How to Avoid Carpet Cleaning Rip-Offs

RIP-OFF 1: UNBELIEVABLY LOW PRICE. Most people are attracted to a low price for one reason or another. However, some of the bad apples in our industry will bait you with a low price just to get in the door. This is false and misleading advertising in my book.

Their ads usually read something like this: Carpet cleaning $4.95 per room or maybe as high as $9.95 per room.

But, when they get to your home suddenly the price goes way up. They tack on these “Extra” processes or additional “Pre-treatment” cost etc. Whatever they can think of to add dollars to the bill.

They do this because they simply cannot make a profit at the prices they advertised.

Carpet cleaning is not as cheap as some unethical carpet cleaners would like you to believe.

Good quality carpet cleaning by a Trained Professional should cost between .35 and .50 cents per square foot.

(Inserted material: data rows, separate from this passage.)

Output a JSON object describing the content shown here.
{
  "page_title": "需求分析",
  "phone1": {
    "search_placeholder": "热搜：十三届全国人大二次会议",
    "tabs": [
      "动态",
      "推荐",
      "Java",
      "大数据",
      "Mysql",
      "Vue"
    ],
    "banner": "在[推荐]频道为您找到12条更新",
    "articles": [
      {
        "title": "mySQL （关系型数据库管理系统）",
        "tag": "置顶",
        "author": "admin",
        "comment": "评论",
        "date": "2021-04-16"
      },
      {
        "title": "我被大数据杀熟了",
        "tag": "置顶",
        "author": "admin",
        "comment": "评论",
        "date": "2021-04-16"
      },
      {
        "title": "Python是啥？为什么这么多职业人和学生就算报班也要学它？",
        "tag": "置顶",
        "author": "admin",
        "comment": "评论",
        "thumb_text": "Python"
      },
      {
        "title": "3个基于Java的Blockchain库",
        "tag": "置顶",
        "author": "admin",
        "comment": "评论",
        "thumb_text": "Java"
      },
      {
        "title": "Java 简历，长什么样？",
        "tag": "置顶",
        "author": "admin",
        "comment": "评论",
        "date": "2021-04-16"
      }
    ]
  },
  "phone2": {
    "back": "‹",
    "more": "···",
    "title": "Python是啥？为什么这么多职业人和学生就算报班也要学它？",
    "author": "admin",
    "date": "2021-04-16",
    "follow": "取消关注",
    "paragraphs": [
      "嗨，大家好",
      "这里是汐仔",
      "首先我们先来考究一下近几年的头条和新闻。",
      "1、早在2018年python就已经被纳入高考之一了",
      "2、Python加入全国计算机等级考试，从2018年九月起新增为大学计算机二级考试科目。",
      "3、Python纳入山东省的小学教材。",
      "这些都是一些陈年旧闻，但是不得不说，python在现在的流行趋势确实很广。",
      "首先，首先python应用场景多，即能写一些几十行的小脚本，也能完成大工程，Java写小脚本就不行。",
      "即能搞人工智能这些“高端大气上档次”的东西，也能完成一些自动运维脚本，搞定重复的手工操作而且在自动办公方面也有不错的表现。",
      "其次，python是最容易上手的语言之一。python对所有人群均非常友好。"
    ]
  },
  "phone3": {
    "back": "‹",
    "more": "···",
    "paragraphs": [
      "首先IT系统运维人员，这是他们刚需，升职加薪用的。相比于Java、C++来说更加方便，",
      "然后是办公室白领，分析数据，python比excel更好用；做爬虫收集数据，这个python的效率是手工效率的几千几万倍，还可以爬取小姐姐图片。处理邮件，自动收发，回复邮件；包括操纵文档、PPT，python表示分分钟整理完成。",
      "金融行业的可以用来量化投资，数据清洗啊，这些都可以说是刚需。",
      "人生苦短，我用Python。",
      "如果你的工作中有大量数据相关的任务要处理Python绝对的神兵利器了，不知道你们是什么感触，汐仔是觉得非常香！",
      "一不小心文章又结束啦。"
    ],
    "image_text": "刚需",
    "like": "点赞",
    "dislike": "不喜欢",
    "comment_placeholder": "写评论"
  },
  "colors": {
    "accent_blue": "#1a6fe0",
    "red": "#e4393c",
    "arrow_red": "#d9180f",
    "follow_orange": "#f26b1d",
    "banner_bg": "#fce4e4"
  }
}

Or if you are use to Room Pricing as opposed to square footage, then the cost of a 10 x 10 room would be between $35.00 and $50.00

RIP-OFF 2: BAIT AND SWITCH. You may see some carpet cleaning companies advertise a “Dual Process” of carpet cleaning. Don’t be fooled by that.

So what is this “Dual Process” anyway?

Dual process carpet cleaning describes the process of shampooing or heavy pre conditioning, followed with hot water extraction cleaning. Unfortunately, unethical carpet cleaners often use dual process as a bait and switch technique.

Here’s how it’s done: First they “bait” you with a basic cleaning or their (single process) at an unbelievably low price. Then, when they arrive at your house, they try to “switch” you to the more expensive dual-process cleaning.

If you don’t fall for their switch and choose their basic service, you’ll likely receive poor workmanship using little or no chemicals or cleaning solutions, just water, and they will not guarantee their work.

It is true that just water, or HOT water, will clean carpets to some degree. However, if you want your carpets to be REALLY CLEAN, then you need to have the soils suspended with a cleaning agent appropriate to the job at hand.

Just remember this, carpet cleaning should always include the following:

  • Vacuuming 
  • Pre-Treatment 
  • The Cleaning & Extraction with the wand 
  • Grooming

Things that should be considered Extra’s are as follows:

  • Deodorizing 
  • Carpet Protection (Scotchguard) 
  • Speed Drying 
  • Furniture moving (Mainly the larger pieces)

RIP-OFF 3: UNSUPPORTED CLAIMS: Many companies will advertise that they have the best system ever made for cleaning carpets, or that their method of cleaning is “THE BEST”.

You’ll read this in almost every ad and hear this from virtually every carpet cleaner. There are several different methods of cleaning carpet, each has it’s advantages and disadvantages.

So which method is best?

Remember this: The carpet manufactures recommend “Hot Water Extraction” more commonly referred to as “Steam Cleaning” as the best method to clean their carpets.

But consider this; the method that’s best for you is the method that achieves your goal.

If you need a method that dries quickly, then a method that takes a long time to dry isn’t for you. So before you choose a carpet cleaner, identify your objectives. Then select the method that best reaches those objectives.

RIP-OFF 4: OUTDATED BELIEFS There was a time when people believed that “Hot Water Damages Carpet”, and close to twenty years ago that may have been true with improperly trained “technicians” put to much heat to the wrong kind of fibers.

Today we know this isn’t true, and the machines and more importantly the carpet and it’s fibers have improved to where they take the heat necessary to aid in the cleaning process.

By washing and then rinsing your carpet with hot water, your carpet is thoroughly cleaned-in the same way that a person who showers and then rinses off the dirt and soap will be much cleaner than the person who takes only a sponge bath.

Remember that the manufactures recommend “HOT WATER EXTRACTION” as the best method to clean their carpets.